Save for one year when Goodwin sent the mare to Haradasun (Fusaichi Pegasus), she has been covered each season by Zed. Her second foal was the Group 3-placed Verry Flash, a brother to Verry Elleegant, while her Bob Peters-owned three-year-old sibling Affluential trialed in WA in September. Opulence has a two-year-old colt by Zed and will be covered by the stallion again having not been served last year. 

“He is a well-bred sire, but he is not a physically imposing sire,” Goodwin said.

“She is the best of them and the mare (Opulence) is in foal to Zed again. He is not a one-horse wonder.

“Opulence goes back through Cotehele House to Eight Carat who is one of the best broodmares in New Zealand.

“It is a very good family.”

Incentivise injured but Cup runs with no fatalities

It will be a welcome relief to Racing Victoria and the VRC that this year’s running of the Melbourne Cup passed with no fatalities. 

A notable and well documented fact of this year’s running of the race was the lack of international participants, partly induced by the new veterinary checks introduced by RV, which saw contenders CT scanned and undergoing a scintigraphy examination before taking their place on the Flemington two-mile start line.

Young Werther (Tavistock) was denied a start following results of the test, while last year’s champion Twilight Payment (Teofilo) and the Andrew Balding-trained Spanish Mission were the only international fly-in, fly-out horses to embark on the trip from Europe.
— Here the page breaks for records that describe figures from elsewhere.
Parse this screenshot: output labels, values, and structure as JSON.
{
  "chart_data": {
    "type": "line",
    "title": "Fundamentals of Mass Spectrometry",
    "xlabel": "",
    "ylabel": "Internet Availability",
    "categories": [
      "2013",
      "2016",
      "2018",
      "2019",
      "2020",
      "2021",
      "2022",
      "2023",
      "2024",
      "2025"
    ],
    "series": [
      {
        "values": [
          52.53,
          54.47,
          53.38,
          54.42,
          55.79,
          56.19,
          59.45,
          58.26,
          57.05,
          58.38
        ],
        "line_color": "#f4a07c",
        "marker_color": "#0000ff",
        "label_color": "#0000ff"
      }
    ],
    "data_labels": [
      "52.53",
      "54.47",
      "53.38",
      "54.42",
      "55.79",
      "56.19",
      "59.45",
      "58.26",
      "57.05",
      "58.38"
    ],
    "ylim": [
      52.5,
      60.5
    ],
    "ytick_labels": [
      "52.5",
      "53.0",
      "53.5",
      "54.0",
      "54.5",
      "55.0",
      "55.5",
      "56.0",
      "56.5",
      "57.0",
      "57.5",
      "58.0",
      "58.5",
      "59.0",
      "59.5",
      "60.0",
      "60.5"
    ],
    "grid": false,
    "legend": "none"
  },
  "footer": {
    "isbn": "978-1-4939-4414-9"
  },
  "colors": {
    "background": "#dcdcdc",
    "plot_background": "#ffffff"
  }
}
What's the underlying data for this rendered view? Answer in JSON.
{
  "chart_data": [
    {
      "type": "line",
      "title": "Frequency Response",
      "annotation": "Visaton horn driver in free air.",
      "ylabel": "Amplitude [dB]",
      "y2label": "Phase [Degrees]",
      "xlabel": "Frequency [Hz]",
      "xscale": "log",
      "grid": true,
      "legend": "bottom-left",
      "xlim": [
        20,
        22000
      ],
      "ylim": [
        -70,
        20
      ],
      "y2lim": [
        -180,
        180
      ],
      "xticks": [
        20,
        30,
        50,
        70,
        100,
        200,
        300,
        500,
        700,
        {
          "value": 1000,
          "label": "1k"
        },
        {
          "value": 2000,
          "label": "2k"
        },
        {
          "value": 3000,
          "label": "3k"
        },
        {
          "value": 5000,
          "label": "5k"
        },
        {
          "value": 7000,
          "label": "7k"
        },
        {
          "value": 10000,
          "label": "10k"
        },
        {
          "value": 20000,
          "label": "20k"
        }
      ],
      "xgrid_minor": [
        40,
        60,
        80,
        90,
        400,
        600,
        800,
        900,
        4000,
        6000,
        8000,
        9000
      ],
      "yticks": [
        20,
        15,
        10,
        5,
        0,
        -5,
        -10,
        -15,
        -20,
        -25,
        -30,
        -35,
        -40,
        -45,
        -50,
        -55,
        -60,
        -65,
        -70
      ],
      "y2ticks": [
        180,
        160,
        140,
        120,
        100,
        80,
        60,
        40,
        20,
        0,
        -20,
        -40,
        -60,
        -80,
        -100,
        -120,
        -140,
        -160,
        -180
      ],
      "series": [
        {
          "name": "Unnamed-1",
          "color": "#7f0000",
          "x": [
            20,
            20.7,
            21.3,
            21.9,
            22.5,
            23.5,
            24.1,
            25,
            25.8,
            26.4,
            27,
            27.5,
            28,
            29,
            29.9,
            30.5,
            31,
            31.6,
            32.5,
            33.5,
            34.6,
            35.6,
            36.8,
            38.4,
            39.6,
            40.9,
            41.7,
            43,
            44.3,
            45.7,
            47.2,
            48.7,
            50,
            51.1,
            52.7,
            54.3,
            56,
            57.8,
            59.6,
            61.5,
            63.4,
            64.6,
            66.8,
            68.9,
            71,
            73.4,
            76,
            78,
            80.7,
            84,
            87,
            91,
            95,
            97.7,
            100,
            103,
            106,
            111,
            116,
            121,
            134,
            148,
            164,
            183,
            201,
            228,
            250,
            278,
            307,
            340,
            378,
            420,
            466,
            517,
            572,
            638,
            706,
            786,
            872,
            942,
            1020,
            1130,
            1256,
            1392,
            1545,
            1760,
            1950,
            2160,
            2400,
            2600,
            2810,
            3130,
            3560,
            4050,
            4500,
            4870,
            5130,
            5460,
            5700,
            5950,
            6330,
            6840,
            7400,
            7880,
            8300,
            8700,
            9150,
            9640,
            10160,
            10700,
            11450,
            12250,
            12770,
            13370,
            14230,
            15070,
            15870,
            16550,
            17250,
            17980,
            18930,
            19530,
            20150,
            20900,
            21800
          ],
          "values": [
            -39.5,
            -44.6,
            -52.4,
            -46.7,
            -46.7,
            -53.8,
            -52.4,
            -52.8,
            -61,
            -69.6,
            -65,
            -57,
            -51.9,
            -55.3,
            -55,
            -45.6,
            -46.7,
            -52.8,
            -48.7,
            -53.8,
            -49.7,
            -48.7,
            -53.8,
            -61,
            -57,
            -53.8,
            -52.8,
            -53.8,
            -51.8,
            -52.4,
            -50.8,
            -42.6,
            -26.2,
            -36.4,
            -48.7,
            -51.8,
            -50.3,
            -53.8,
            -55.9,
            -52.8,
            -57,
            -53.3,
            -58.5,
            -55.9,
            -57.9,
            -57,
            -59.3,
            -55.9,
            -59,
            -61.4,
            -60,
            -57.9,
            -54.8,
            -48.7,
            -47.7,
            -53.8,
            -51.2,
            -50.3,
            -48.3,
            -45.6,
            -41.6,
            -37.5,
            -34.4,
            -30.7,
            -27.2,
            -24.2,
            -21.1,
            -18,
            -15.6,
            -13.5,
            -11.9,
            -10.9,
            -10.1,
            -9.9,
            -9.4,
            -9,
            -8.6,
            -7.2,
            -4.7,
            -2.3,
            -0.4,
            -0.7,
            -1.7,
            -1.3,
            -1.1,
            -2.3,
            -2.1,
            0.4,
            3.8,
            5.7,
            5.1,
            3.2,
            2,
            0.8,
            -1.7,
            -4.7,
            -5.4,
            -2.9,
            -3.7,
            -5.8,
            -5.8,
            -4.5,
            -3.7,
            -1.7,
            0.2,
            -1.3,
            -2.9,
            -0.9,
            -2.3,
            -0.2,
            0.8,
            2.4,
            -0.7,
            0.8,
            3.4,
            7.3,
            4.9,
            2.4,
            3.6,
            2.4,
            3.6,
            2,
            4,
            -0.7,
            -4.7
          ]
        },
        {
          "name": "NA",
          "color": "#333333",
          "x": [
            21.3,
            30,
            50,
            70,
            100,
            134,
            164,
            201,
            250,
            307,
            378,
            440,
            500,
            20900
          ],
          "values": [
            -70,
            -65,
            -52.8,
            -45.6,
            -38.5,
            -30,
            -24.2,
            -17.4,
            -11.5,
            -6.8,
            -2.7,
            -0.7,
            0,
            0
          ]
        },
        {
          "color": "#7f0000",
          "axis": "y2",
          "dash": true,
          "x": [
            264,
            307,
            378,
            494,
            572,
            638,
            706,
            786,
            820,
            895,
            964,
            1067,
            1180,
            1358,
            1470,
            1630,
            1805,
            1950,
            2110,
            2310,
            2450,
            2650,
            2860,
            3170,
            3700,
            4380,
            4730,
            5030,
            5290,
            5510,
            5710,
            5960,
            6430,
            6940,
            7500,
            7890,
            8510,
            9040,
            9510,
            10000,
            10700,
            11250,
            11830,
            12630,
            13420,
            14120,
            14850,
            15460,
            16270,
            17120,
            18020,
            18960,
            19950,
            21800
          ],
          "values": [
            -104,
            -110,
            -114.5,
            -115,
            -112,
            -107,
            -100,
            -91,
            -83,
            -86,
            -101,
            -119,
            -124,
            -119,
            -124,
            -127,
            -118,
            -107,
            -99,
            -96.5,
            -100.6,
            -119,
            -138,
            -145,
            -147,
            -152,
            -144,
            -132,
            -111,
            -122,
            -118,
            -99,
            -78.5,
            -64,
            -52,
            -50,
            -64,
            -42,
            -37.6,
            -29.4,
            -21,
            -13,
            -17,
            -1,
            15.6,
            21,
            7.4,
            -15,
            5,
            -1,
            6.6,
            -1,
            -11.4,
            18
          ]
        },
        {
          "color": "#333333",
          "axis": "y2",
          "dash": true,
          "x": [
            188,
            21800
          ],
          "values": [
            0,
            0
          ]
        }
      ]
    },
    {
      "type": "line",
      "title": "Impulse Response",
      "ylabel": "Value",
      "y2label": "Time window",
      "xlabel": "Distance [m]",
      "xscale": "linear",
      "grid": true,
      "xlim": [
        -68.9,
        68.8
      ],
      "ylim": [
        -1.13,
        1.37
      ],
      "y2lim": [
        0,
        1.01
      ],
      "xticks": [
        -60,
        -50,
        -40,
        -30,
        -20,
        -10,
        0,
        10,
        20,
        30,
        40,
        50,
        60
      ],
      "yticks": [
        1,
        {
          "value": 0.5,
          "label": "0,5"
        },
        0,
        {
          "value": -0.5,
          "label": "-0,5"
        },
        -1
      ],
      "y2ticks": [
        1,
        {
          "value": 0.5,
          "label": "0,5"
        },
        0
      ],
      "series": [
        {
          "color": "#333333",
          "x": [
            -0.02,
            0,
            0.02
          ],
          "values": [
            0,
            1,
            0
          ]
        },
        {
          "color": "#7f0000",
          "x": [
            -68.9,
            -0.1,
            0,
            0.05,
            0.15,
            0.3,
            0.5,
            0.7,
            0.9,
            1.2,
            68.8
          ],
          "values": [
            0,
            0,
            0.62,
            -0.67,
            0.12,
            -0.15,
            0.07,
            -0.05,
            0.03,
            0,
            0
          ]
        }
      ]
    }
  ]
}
Injuries have been reported by short-priced favourite Incentivise, who will be monitored over the next few days, and ninth-place finisher Tralee Rose (Tavistock), who was taken for x-rays after being trampled on.

Calls for changes to this year’s protocols have been made from several quarters, most notably from Joseph O’Brien and ANZ Bloodstock News columnist Jamie Lovett of Australian Bloodstock, as well as OTI Racing after their Future Score (Cape Cross) was scratched at the final hour, however authorities will feel vindicated that a repeat trend of recent years, where six deaths since 2013 have occurred in the race, did not occur in 2021.